Ummu Waraqah terma­suk di antara mereka yang ahli membaca al-Qur’an. Karena itu, Nabi saw memerin­tahkannya untuk menjadi imam ba­gi para wanita di rumahnya. Dan, Ra­sulullah saw menyiapkan seorang muadzin bagi mere­ka.

Disebutkan dalam riwayat Abu Daud dari hadits Abdurrahman bin Khalad bahwa Ra­sulullah saw mengunjungi Ummu Waraqah di rumahnya, kemudian memberikan seorang muadzin. Abdurrahman berkata, “Aku melihat muadzin tersebut seorang laki-laki yang sudah tua.” (Nisaa’ Haular Rasuuli, Mahmud Mahdi al-Istanbuli dan Mushthafa Abu an-Nashr asy-Syalabi).

Kisah tersebut menjadi “landasan” kaum liberal untuk mengesahkan wanita menjadi imam. Padahal, kisah di atas jelas menye­butkan bahwa Ummu Waraqah hanya menjadi imam di rumahnya (ahla daariha). Tak ada riwayat satu pun yang menyebutkan tentang adanya wanita yang menjadi imam shalat Jum’at yang sekaligus khatib.

Karenanya, tindakan nye­leneh Aminah Wadud yang memimpin shalat Jum’at di Gereja Katedral Saint John The Divine, New York (18/03) benar-benar mengejutkan dan keluar dari rel syar’i. Mengejutkan karena beberapa hal. Per­tama, Aminah Wadud menjadi imam pada shalat Jum’at. Kedua, ia juga yang menjadi khathib. Ketiga, adzan diku­man­dangkan oleh seorang wanita bernama Sueyhla al-Attar yang tak mengenakan jilbab. Keempat, ketika pelak­sanaan shalat berlangsung, jamaah laki-laki dan perempuan sejajar dalam satu shaf. Kelima, di antara jamaah perempuan  ada yang tak mengenakan jilbab. Keenam, pelaksanaan shalat Jum’at dilakukan di gereja.
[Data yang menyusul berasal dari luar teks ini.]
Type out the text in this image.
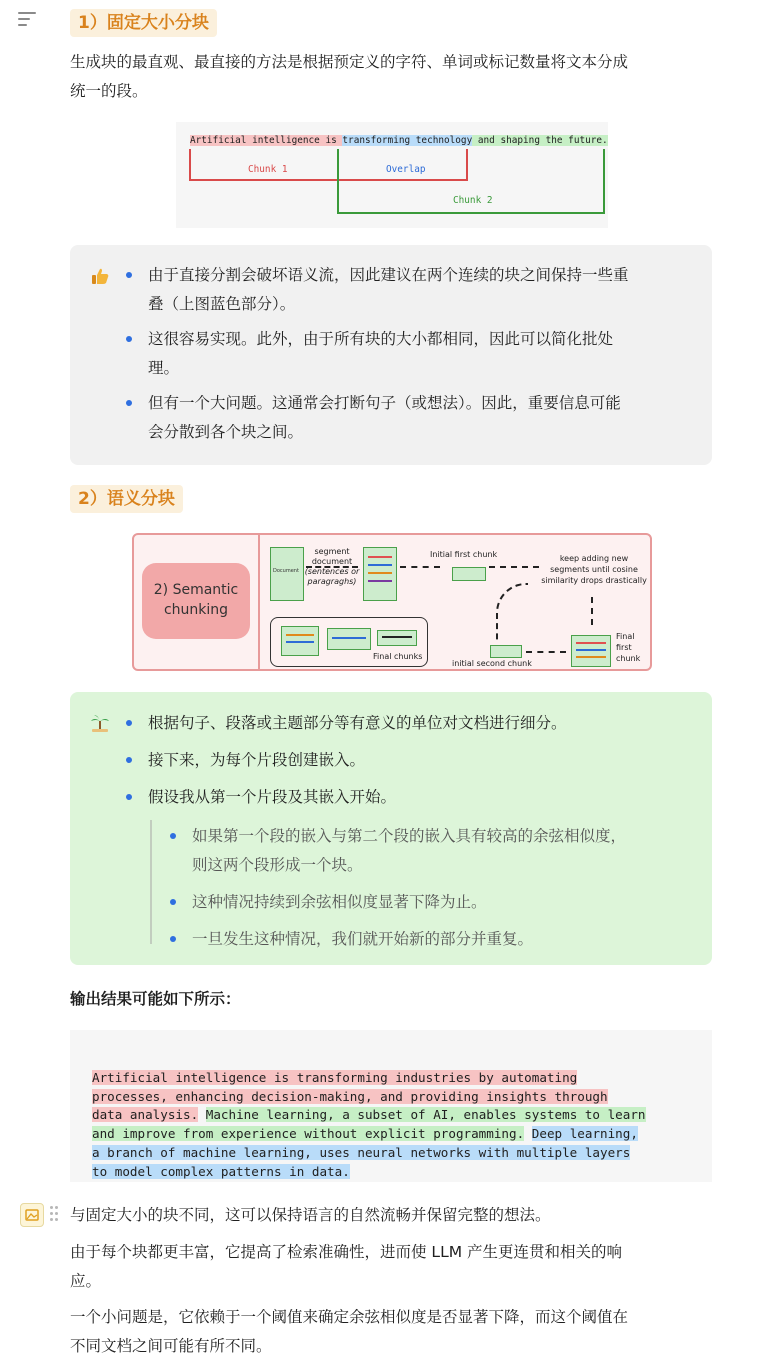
1）固定大小分块
生成块的最直观、最直接的方法是根据预定义的字符、单词或标记数量将文本分成
统一的段。
Artificial intelligence is transforming technology and shaping the future.
Chunk 1	Overlap
Chunk 2
由于直接分割会破坏语义流，因此建议在两个连续的块之间保持一些重
叠（上图蓝色部分）。
这很容易实现。此外，由于所有块的大小都相同，因此可以简化批处
理。
但有一个大问题。这通常会打断句子（或想法）。因此，重要信息可能
会分散到各个块之间。
2）语义分块
2) Semantic
chunking
Document
segment
document
(sentences or
paragraghs)
Initial first chunk	keep adding new
segments until cosine
similarity drops drastically
Final
first
chunk
initial second chunk
Final chunks
根据句子、段落或主题部分等有意义的单位对文档进行细分。
接下来，为每个片段创建嵌入。
假设我从第一个片段及其嵌入开始。
如果第一个段的嵌入与第二个段的嵌入具有较高的余弦相似度，
则这两个段形成一个块。
这种情况持续到余弦相似度显著下降为止。
一旦发生这种情况，我们就开始新的部分并重复。
输出结果可能如下所示：

Artificial intelligence is transforming industries by automating
processes, enhancing decision-making, and providing insights through
data analysis. Machine learning, a subset of AI, enables systems to learn
and improve from experience without explicit programming. Deep learning,
a branch of machine learning, uses neural networks with multiple layers
to model complex patterns in data.
与固定大小的块不同，这可以保持语言的自然流畅并保留完整的想法。
由于每个块都更丰富，它提高了检索准确性，进而使 LLM 产生更连贯和相关的响
应。
一个小问题是，它依赖于一个阈值来确定余弦相似度是否显著下降，而这个阈值在
不同文档之间可能有所不同。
Para ulama di dunia Islam, seperti Syaikhul Azhar Sayyid Thanthawi dan Yusuf Qaradhawi memberikan kritik keras terhadap peristiwa itu. Majma’ al-Fiqhi al-Islami (MFI), badan interna­sional dalam hukum Fiqh Islam, mengecam keras aksi  tersebut. MFI menilai tindakan Wadud ini sebagai bid’ah menyesatkan. Berdasarkan berbagai nash dalam hadits Rasulullah saw, MFI memutuskan, bahwa shalat Wadud dan kawan-kawannya tak memenuhi syarat dan mereka harus menggan­tinya dengan shalat Zuhur. Wakil Direktur Pusat Kebudayaan Islam di New York, Muhammad Shamsi Ali, juga menyatakan bahwa ibadah Jum’at versi Wadud itu tidak sah. 
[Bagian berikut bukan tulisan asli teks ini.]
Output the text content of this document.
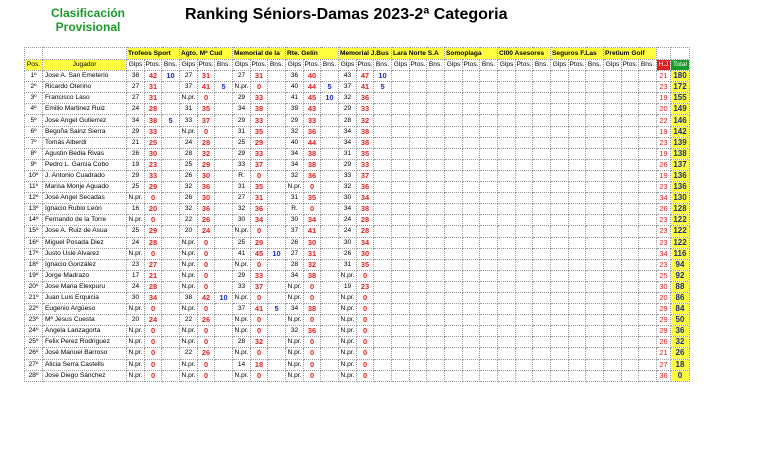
Clasificación
Provisional
Ranking Séniors-Damas 2023-2ª Categoria
		Trofeos Sport			Agto. Mª Cud			Memorial de la			Rte. Gelín			Memorial J.Bus			Lara Norte S.A			Somoplaga			CI00 Asesores			Seguros F.Las			Pretium Golf				
Pos.	Jugador	Glps	Ptos.	Bns.	Glps	Ptos.	Bns.	Glps	Ptos.	Bns.	Glps	Ptos.	Bns.	Glps	Ptos.	Bns.	Glps	Ptos.	Bns.	Glps	Ptos.	Bns.	Glps	Ptos.	Bns.	Glps	Ptos.	Bns.	Glps	Ptos.	Bns.	H.J	Total
1º	Jose A. San Emeterio	38	42	10	27	31		27	31		36	40		43	47	10																21	180
2º	Ricardo Oterino	27	31		37	41	5	N.pr.	0		40	44	5	37	41	5																23	172
3º	Francisco Laso	27	31		N.pr.	0		29	33		41	45	10	32	36																	19	155
4º	Emilio Martinez Ruiz	24	28		31	35		34	38		39	43		29	33																	20	149
5º	Jose Angel Gutierrez	34	38	5	33	37		29	33		29	33		28	32																	22	146
6º	Begoña Sainz Sierra	29	33		N.pr.	0		31	35		32	36		34	38																	19	142
7º	Tomás Alberdi	21	25		24	28		25	29		40	44		34	38																	23	139
8º	Agustin Bedia Rivas	26	30		28	32		29	33		34	38		31	35																	19	138
9º	Pedro L. Garcia Cobo	19	23		25	29		33	37		34	38		29	33																	26	137
10º	J. Antonio Cuadrado	29	33		26	30		R.	0		32	36		33	37																	19	136
11º	Marisa Monje Aguado	25	29		32	36		31	35		N.pr.	0		32	36																	23	136
12º	José Angel Secadas	N.pr.	0		26	30		27	31		31	35		30	34																	34	130
13º	Ignacio Rubio León	16	20		32	36		32	36		R.	0		34	38																	26	128
14º	Fernando de la Torre	N.pr.	0		22	26		30	34		30	34		24	28																	23	122
15º	Jose A. Ruiz de Asua	25	29		20	24		N.pr.	0		37	41		24	28																	23	122
16º	Miguel Posada Diez	24	28		N.pr.	0		25	29		26	30		30	34																	23	122
17º	Justo Usle Alvarez	N.pr.	0		N.pr.	0		41	45	10	27	31		26	30																	34	116
18º	Ignacio González	23	27		N.pr.	0		N.pr.	0		28	32		31	35																	23	94
19º	Jorge Madrazo	17	21		N.pr.	0		29	33		34	38		N.pr.	0																	25	92
20º	Jose Maria Elexpuru	24	28		N.pr.	0		33	37		N.pr.	0		19	23																	30	88
21º	Juan Luis Erquicia	30	34		38	42	10	N.pr.	0		N.pr.	0		N.pr.	0																	20	86
22º	Eugenio Argüeso	N.pr.	0		N.pr.	0		37	41	5	34	38		N.pr.	0																	29	84
23º	Mª Jesus Cuesta	20	24		22	26		N.pr.	0		N.pr.	0		N.pr.	0																	29	50
24º	Angela Lanzagorta	N.pr.	0		N.pr.	0		N.pr.	0		32	36		N.pr.	0																	29	36
25º	Felix Perez Rodriguez	N.pr.	0		N.pr.	0		28	32		N.pr.	0		N.pr.	0																	26	32
26º	José Manuel Barroso	N.pr.	0		22	26		N.pr.	0		N.pr.	0		N.pr.	0																	21	26
27º	Alicia Serra Castells	N.pr.	0		N.pr.	0		14	18		N.pr.	0		N.pr.	0																	27	18
28º	Jose Diego Sánchez	N.pr.	0		N.pr.	0		N.pr.	0		N.pr.	0		N.pr.	0																	36	0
Secara dalil-dalil syar’i, tindakan Wadud memang konyol. Namun, tentu saja, bagi Wadud dan kawan-kawan, berbagai argumen­tasi fiqh yang diajukan oleh  para ulama terkemuka itu tak dipedulikan. Sebab, mereka sudah dijejali paham ‘gender equality’ ala Barat yang sekular. Menurut mereka, laki-laki dan wanita harus dipandang sejajar. Tak boleh ada manusia yang diberi status hak istimewa atas dasar jenis kelamin. Yang menjadi dasar adalah kemampuan. Jika wanita lebih bagus bacaan al-Qur’annya, maka ia lebih berhak menjadi imam. Kepala rumah tangga tak didasarkan pada jenis kelamin, tapi berdasarkan kemam­puannya. Demikian pendapat mereka.
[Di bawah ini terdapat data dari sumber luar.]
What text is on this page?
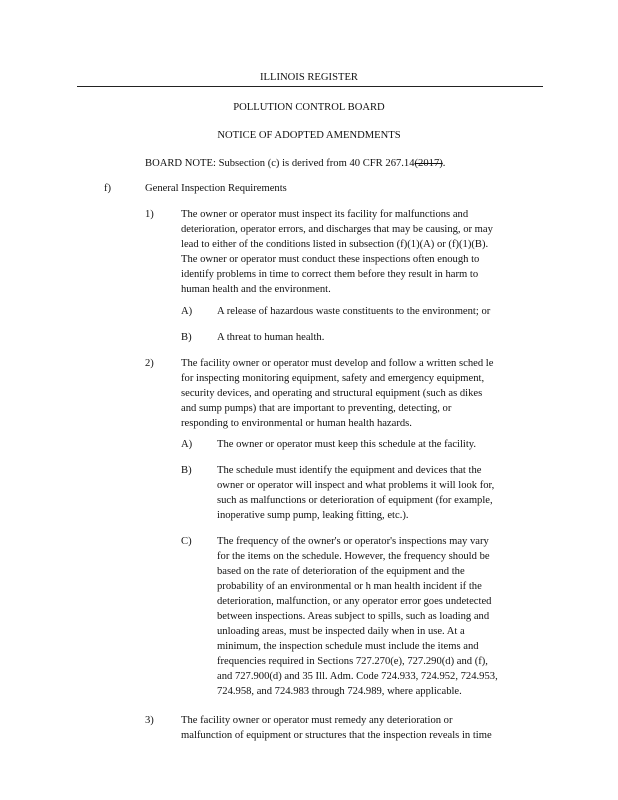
ILLINOIS REGISTER
POLLUTION CONTROL BOARD
NOTICE OF ADOPTED AMENDMENTS
BOARD NOTE: Subsection (c) is derived from 40 CFR 267.14(2017).
f)	General Inspection Requirements
1)	The owner or operator must inspect its facility for malfunctions and
deterioration, operator errors, and discharges that may be causing, or may
lead to either of the conditions listed in subsection (f)(1)(A) or (f)(1)(B).
The owner or operator must conduct these inspections often enough to
identify problems in time to correct them before they result in harm to
human health and the environment.
A) A release of hazardous waste constituents to the environment; or
B) A threat to human health.
2)	The facility owner or operator must develop and follow a written sched le
for inspecting monitoring equipment, safety and emergency equipment,
security devices, and operating and structural equipment (such as dikes
and sump pumps) that are important to preventing, detecting, or
responding to environmental or human health hazards.
A) The owner or operator must keep this schedule at the facility.
B) The schedule must identify the equipment and devices that the
owner or operator will inspect and what problems it will look for,
such as malfunctions or deterioration of equipment (for example,
inoperative sump pump, leaking fitting, etc.).
C) The frequency of the owner's or operator's inspections may vary
for the items on the schedule. However, the frequency should be
based on the rate of deterioration of the equipment and the
probability of an environmental or h man health incident if the
deterioration, malfunction, or any operator error goes undetected
between inspections. Areas subject to spills, such as loading and
unloading areas, must be inspected daily when in use. At a
minimum, the inspection schedule must include the items and
frequencies required in Sections 727.270(e), 727.290(d) and (f),
and 727.900(d) and 35 Ill. Adm. Code 724.933, 724.952, 724.953,
724.958, and 724.983 through 724.989, where applicable.
3)	The facility owner or operator must remedy any deterioration or
malfunction of equipment or structures that the inspection reveals in time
Sebenarnya, cara berpikir Wadud tidak konsisten. Ia protes karena tak diperbolehkan menjadi imam dan khatib shalat Jum’at. Tetapi, dia tidak protes, mengapa wanita tak boleh shalat saat haidh atau nifas. Harusnya, sesuai dengan perkembangan teknologi pengobatan, wanita tak perlu lagi dilarang meninggalkan shalat ketika haidh atau nifas. Toh, sudah ada alat yang bisa menjaga kebersihan wanita saat haidh sehingga bisa melakukan shalat.

Sepanjang sejarah Islam, kaum Muslim me­mahami konsep ‘kesetaraan’ antara laki-laki dan wanita. Telah lahir ribuan ahli fiqh wanita. Sejumlah guru para imam mazhab dan ulama hadits, juga wanita. Seorang ahli fiqh wanita ter­besar adalah Aisyah. Pendapatnya tak ber­beda dengan para sahabat. Para ulama  telah memahami konsep ‘equality’ dan ‘diskriminasi’ laki-laki dan wanita. Mereka tak memandang penempatan wanita di shaf belakang laki-laki sebagai satu bentuk penin­dasan.

Karenanya, konsep Wadud dan kawan-kawannya tentang ‘equality’ bukan dari Islam. Mereka mengadopsi konsep lain yang diguna­kan untuk meneropong Islam. Wajar jika hasil­nya amburadul. Buktinya, hingga kini Wadud belum menghasilkan sebuah cara pandang ke­il­muan yang sistematis dalam metodologi pe­ngam­bilan (istinbath) hukum Islam. Bisa di­duga, Wadud takkan konsisten dengan ga­gas­annya. Kita lihat, apakah setiap Jum’at dia men­jalankan ibadah shalat Jum’at sesuai gagas­annya.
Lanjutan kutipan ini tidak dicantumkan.